Leaving North Korea is not like leaving any other country. It is more like leaving another universe. I will never truly be free of its gravity, no matter how far I journey. Even for those who have suffered unimaginably there and have escaped hell, life in the free world can be so challenging that many struggle to come to terms with it and find happiness. A small number of them even give up, and return to live in that dark place, as I was tempted to do, many times. My reality, however, is that I cannot go back. I may dream about freedom in North Korea, but nearly seventy years after its creation, it remains as closed and as cruel as ever. By the time it might ever be safe for me to return, I will probably be a stranger in my own land.
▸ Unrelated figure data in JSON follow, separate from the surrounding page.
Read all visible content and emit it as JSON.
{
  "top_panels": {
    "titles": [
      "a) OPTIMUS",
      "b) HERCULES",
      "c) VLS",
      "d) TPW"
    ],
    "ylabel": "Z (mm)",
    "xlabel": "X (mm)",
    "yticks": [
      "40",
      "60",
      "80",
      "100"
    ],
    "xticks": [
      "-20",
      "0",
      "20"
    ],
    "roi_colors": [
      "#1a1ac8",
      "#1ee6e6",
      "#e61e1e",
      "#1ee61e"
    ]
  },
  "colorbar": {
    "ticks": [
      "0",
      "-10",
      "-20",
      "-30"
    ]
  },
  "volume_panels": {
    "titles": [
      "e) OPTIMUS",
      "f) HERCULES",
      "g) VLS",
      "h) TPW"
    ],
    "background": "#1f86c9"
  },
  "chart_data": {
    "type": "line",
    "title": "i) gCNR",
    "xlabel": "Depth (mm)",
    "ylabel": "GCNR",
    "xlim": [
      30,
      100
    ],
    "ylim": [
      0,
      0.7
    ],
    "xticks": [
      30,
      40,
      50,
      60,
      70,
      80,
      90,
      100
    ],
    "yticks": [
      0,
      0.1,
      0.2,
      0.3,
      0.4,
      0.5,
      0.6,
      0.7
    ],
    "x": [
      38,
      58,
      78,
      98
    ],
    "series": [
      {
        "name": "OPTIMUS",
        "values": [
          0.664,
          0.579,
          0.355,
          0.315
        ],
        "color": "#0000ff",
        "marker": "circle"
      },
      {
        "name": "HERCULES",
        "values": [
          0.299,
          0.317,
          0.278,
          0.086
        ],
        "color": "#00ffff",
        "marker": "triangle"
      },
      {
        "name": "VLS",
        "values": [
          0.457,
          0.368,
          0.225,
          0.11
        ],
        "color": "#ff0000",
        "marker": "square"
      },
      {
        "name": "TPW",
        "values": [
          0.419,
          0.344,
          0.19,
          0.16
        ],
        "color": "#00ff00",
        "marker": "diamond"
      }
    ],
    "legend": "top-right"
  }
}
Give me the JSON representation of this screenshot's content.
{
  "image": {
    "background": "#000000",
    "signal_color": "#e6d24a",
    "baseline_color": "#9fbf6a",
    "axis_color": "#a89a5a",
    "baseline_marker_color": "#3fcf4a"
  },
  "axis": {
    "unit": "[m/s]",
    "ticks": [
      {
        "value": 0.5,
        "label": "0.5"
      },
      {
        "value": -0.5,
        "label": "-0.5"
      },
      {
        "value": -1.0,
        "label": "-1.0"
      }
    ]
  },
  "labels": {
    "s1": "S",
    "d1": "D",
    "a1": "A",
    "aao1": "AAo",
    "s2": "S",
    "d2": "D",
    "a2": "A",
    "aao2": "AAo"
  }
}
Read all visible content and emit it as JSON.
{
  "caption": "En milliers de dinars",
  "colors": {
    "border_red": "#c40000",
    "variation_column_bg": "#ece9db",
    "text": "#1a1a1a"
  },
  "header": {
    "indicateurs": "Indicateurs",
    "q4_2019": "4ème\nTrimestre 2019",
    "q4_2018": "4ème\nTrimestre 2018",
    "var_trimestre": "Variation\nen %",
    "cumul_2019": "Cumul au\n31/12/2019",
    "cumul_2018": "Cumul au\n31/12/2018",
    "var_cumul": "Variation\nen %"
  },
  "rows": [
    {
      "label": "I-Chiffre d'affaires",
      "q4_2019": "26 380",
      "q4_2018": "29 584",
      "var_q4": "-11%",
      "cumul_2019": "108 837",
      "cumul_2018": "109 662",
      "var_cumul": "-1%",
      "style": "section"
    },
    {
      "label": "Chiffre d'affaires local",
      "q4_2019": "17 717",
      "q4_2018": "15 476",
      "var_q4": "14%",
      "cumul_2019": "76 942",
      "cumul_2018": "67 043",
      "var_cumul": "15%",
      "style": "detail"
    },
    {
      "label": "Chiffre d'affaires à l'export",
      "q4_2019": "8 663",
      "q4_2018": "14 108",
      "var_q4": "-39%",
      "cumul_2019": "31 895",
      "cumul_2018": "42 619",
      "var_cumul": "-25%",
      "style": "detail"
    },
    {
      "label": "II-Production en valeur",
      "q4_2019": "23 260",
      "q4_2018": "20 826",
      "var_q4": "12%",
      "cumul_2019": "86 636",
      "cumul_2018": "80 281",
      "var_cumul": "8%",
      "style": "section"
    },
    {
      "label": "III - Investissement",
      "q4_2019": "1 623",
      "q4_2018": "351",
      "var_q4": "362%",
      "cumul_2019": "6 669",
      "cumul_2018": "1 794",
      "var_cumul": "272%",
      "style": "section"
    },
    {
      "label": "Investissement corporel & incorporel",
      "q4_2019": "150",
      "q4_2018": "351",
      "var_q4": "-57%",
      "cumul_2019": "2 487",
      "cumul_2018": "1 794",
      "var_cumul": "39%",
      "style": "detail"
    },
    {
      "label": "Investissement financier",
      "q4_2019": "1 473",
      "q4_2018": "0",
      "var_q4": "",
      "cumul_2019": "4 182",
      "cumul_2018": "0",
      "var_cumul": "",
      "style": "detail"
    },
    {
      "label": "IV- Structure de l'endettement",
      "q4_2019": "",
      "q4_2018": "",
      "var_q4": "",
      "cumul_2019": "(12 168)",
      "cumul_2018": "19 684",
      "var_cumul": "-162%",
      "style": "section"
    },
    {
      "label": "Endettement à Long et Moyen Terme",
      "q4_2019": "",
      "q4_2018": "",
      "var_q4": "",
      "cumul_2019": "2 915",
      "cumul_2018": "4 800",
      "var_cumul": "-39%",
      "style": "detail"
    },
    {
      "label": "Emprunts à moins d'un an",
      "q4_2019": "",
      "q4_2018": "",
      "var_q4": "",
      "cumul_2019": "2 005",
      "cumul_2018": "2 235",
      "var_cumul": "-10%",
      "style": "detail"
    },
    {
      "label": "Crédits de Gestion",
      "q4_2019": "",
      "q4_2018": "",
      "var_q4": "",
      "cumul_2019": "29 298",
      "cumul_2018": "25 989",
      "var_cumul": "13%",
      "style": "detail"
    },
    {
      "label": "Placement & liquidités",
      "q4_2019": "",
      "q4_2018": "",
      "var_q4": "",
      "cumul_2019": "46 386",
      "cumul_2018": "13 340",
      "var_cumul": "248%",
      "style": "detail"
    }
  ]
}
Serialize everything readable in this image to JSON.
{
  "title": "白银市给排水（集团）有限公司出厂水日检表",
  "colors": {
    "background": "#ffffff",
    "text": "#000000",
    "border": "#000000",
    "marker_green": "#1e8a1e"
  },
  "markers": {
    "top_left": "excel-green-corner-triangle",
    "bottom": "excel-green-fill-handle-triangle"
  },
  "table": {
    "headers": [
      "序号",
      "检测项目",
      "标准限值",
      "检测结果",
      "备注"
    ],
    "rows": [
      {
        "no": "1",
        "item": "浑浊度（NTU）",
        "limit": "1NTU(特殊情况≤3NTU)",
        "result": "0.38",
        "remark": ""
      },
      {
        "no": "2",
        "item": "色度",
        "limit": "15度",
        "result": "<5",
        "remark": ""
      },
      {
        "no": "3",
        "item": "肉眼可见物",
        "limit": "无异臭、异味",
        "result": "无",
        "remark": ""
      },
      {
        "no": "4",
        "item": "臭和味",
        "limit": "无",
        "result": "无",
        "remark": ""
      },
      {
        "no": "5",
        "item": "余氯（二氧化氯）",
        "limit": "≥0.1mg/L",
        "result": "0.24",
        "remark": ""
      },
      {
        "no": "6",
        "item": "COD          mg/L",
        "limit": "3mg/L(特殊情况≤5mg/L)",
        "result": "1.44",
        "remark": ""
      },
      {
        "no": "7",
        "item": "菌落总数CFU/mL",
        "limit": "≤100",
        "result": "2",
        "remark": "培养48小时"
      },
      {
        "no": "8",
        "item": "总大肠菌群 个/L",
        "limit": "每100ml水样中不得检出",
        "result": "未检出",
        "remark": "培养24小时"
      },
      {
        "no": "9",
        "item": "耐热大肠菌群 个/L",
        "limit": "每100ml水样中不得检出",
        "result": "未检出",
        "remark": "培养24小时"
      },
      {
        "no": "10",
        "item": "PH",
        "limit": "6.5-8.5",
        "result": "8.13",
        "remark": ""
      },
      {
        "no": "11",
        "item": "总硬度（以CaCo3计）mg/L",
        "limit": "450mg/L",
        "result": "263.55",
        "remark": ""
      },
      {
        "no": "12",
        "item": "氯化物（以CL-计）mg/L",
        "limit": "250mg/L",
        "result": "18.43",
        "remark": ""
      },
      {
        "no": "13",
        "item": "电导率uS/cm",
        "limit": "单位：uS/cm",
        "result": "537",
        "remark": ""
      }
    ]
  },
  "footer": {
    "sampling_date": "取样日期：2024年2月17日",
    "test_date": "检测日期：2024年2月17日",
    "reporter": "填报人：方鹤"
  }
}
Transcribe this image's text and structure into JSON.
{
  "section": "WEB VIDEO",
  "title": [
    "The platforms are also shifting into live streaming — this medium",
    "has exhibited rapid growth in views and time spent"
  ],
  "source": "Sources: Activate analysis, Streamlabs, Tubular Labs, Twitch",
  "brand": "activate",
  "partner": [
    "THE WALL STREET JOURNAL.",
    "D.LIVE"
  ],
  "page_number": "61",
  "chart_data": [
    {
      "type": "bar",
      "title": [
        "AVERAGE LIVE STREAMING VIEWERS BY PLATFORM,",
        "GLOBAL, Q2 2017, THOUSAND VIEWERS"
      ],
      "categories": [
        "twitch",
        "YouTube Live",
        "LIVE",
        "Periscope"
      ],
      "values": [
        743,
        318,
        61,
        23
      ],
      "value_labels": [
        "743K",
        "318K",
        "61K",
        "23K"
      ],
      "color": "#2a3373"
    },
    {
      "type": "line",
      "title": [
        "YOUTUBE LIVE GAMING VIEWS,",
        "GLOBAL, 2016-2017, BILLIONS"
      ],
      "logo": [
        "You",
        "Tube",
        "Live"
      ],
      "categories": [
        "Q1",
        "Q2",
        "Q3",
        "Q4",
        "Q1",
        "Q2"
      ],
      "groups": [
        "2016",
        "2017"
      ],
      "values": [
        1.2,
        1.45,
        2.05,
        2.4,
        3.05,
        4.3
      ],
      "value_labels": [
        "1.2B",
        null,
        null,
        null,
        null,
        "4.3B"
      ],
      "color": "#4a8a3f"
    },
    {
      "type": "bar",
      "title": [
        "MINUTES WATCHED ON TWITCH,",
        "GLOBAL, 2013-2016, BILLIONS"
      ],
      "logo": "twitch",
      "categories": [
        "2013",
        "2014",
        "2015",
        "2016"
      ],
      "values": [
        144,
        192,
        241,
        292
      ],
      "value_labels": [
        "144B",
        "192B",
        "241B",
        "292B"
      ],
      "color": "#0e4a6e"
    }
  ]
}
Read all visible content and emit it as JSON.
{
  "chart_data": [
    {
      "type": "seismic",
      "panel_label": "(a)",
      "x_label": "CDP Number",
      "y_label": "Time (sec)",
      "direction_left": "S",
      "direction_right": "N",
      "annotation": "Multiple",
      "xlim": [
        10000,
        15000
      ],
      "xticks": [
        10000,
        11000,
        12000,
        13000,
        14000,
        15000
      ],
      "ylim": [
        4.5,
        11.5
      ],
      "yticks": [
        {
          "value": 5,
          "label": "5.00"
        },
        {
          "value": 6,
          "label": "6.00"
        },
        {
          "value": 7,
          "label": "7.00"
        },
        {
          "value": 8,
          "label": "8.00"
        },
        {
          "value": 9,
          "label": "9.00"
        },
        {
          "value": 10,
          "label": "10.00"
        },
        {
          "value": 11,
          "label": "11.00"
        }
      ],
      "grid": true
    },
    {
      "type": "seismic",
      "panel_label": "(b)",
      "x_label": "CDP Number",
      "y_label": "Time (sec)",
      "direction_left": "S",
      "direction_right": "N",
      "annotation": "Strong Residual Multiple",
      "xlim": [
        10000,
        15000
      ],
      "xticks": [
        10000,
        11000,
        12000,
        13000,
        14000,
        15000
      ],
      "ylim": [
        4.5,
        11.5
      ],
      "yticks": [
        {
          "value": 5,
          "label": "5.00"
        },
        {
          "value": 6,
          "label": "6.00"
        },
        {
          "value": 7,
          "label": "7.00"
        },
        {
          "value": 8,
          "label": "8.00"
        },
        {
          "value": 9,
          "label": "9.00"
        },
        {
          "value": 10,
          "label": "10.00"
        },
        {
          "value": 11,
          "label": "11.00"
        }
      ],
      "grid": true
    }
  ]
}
As I read back through this book, I see that it is a story of my awakening, a long and difficult coming of age. I have come to accept that as a North Korean defector I am an outsider in the world. An exile. Try as I may to fit into South Korean society, I do not feel that I will ever fully be accepted as a South Korean. More important, I don’t think I myself will fully accept this as my identity. I went there too late, aged twenty-eight. The simple solution to my problem of identity is to say I am Korean, but there is no such nation. The single Korea does not exist.